Now we’ve had days of senior National Australia Bank executives or super trustees squirming at the Hayne royal commission over why it has taken them so long to refund clients fees they should never have been charged.
That’s as it should be. It looks awful because it is awful that NAB took almost a year between 2016 and 2017 to work out how to reimburse about $87 million in unjustified “plan service fees” that had been charged to about 220,000 clients.
It’s clear NAB’s wealth arm was looking for any way it could to justify having levied those charges in the first place.
On the second day of hearings in Melbourne, on Tuesday, superannuation trustee NULIS Nominees’ Nicole Smith agreed that the process should have been faster, but disagreed with counsel assisting Michael Hodge that management of the administrator was “hopelessly conflicted”.
“I believe they are in a conflicted position, I don’t agree that it’s hopelessly conflicted,” she said.
Perhaps I should modify the Bannon remark to “flood the zone with delays” for local purposes, which isn’t quite so arresting, but I believe there is a parallel.
There is an underlying problem in superannuation in Australia – clients have been getting too much of the wrong information.
To some extent, I blame Joe Hockey’s Financial Services Reform Act 2001, which concluded over 600 pages that the most transparent approach to explanation was to tell the clients everything.
The road to hell is paved with good intentions, and that one was an eight-lane freeway.

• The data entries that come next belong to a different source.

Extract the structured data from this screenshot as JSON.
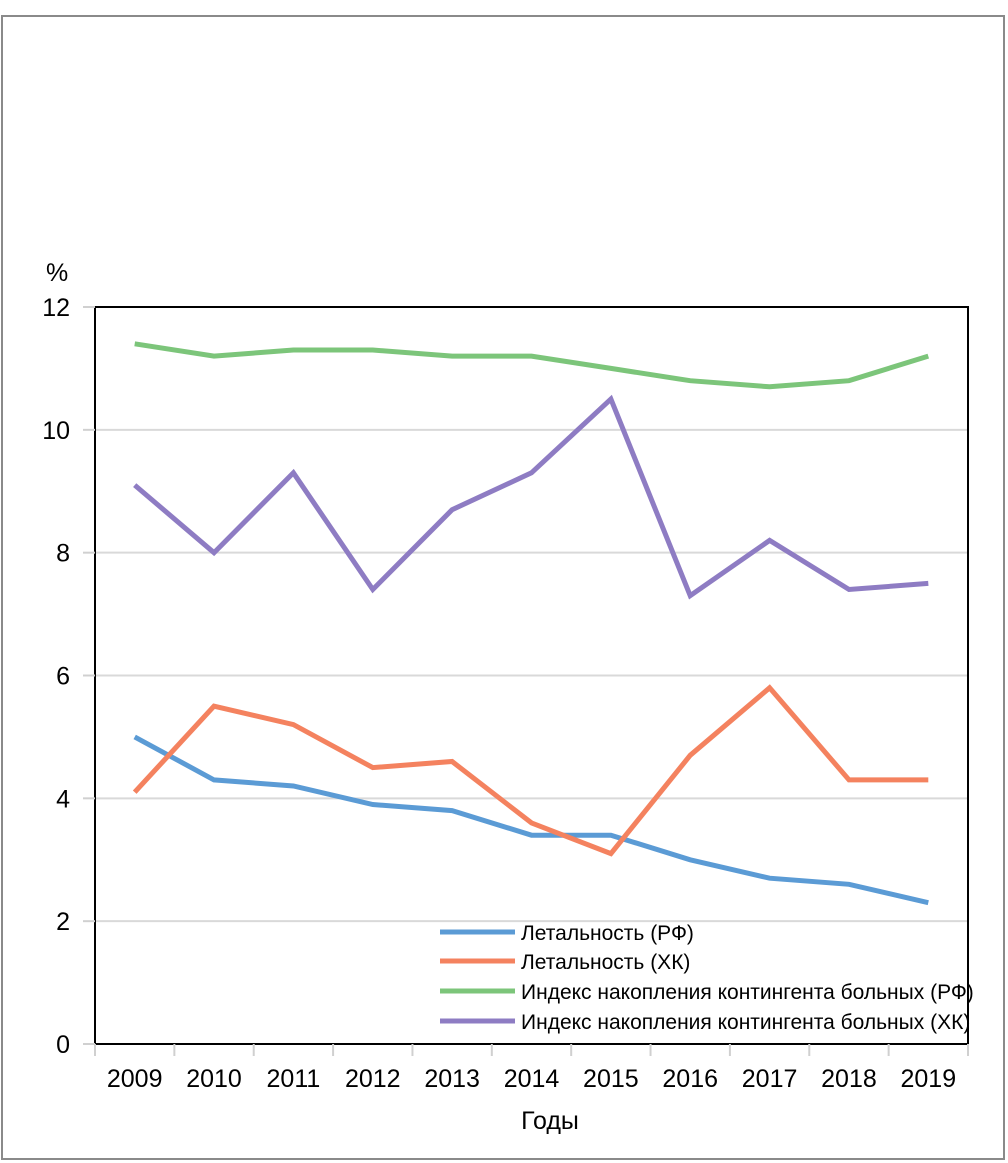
{
  "chart_data": {
    "type": "line",
    "title": "",
    "xlabel": "Годы",
    "ylabel": "%",
    "ylim": [
      0,
      12
    ],
    "yticks": [
      0,
      2,
      4,
      6,
      8,
      10,
      12
    ],
    "grid": "horizontal",
    "legend_position": "bottom-right (inside plot)",
    "categories": [
      "2009",
      "2010",
      "2011",
      "2012",
      "2013",
      "2014",
      "2015",
      "2016",
      "2017",
      "2018",
      "2019"
    ],
    "series": [
      {
        "name": "Летальность (РФ)",
        "color": "#5b9bd5",
        "values": [
          5.0,
          4.3,
          4.2,
          3.9,
          3.8,
          3.4,
          3.4,
          3.0,
          2.7,
          2.6,
          2.3
        ]
      },
      {
        "name": "Летальность (ХК)",
        "color": "#f4825f",
        "values": [
          4.1,
          5.5,
          5.2,
          4.5,
          4.6,
          3.6,
          3.1,
          4.7,
          5.8,
          4.3,
          4.3
        ]
      },
      {
        "name": "Индекс накопления контингента больных (РФ)",
        "color": "#7cc57a",
        "values": [
          11.4,
          11.2,
          11.3,
          11.3,
          11.2,
          11.2,
          11.0,
          10.8,
          10.7,
          10.8,
          11.2
        ]
      },
      {
        "name": "Индекс накопления контингента больных (ХК)",
        "color": "#8e7cc3",
        "values": [
          9.1,
          8.0,
          9.3,
          7.4,
          8.7,
          9.3,
          10.5,
          7.3,
          8.2,
          7.4,
          7.5
        ]
      }
    ]
  }
}
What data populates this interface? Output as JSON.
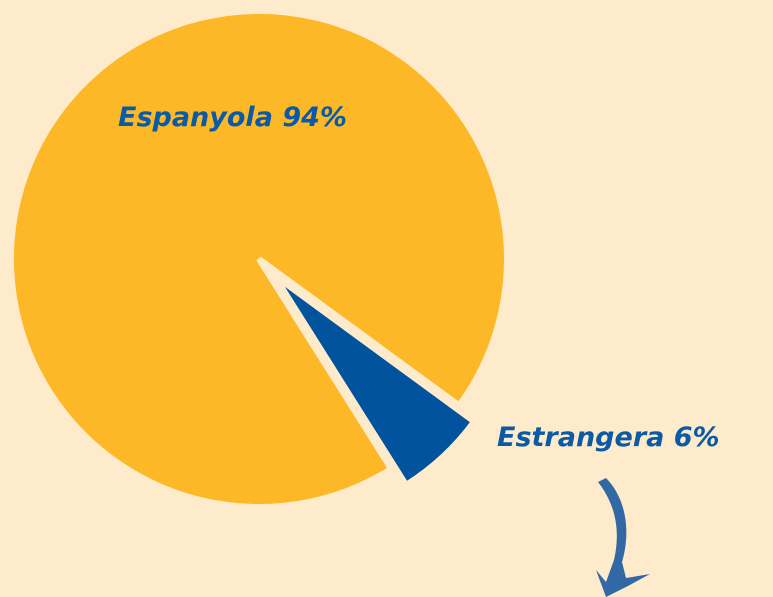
{
  "chart_data": {
    "type": "pie",
    "categories": [
      "Espanyola",
      "Estrangera"
    ],
    "values": [
      94,
      6
    ],
    "value_labels": [
      "94%",
      "6%"
    ],
    "colors": [
      "#fdb827",
      "#00539c"
    ]
  }
}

We all know that only a tiny percentage of people read long documents, even if they are explaining how your superannuation is going. It’s a painful reality.
A further complication has been that every attempt to simplify superannuation has had the unfortunate side effect of reducing savers’ sense of engagement.
That’s a harder one to fix but a clear explanation of charges and fees is more likely to be read than any long document.
Part of the problem is that you could argue those long documents (thanks, Joe) are really designed not to be read. In the worst cases, such as the notorious
Dover Financial we were hearing about at the commission back in April, principal Terry McMaster admitted that a “client protection” policy was designed to protect his advisers from their clients, rather than vice versa. It was then that he fainted.
So, what to do? It should not be beyond the wit of our regulators to oversee a comprehensible system whereby financial product clients are told what they are being charged, and why. It’s not complicated.
And if clients have the right to opt out of any of those charges, they should be told, in letters of fire. NAB/MLC was caught out on that one this week, revealing that clients had the right to stop paying a fee without any adverse consequences but the clients weren’t told. That’s just sneaky.
A final point. While it’s understandable that there has been a sharp focus on fees, justified and unjustified, let’s just remember that it’s net returns that matter in the long run. I see no problem with net returns appearing close to the List of Charges.
Given that trust in our financial institutions is running at an all-time low because of these bits of sneaky behaviour, now’s the time to act.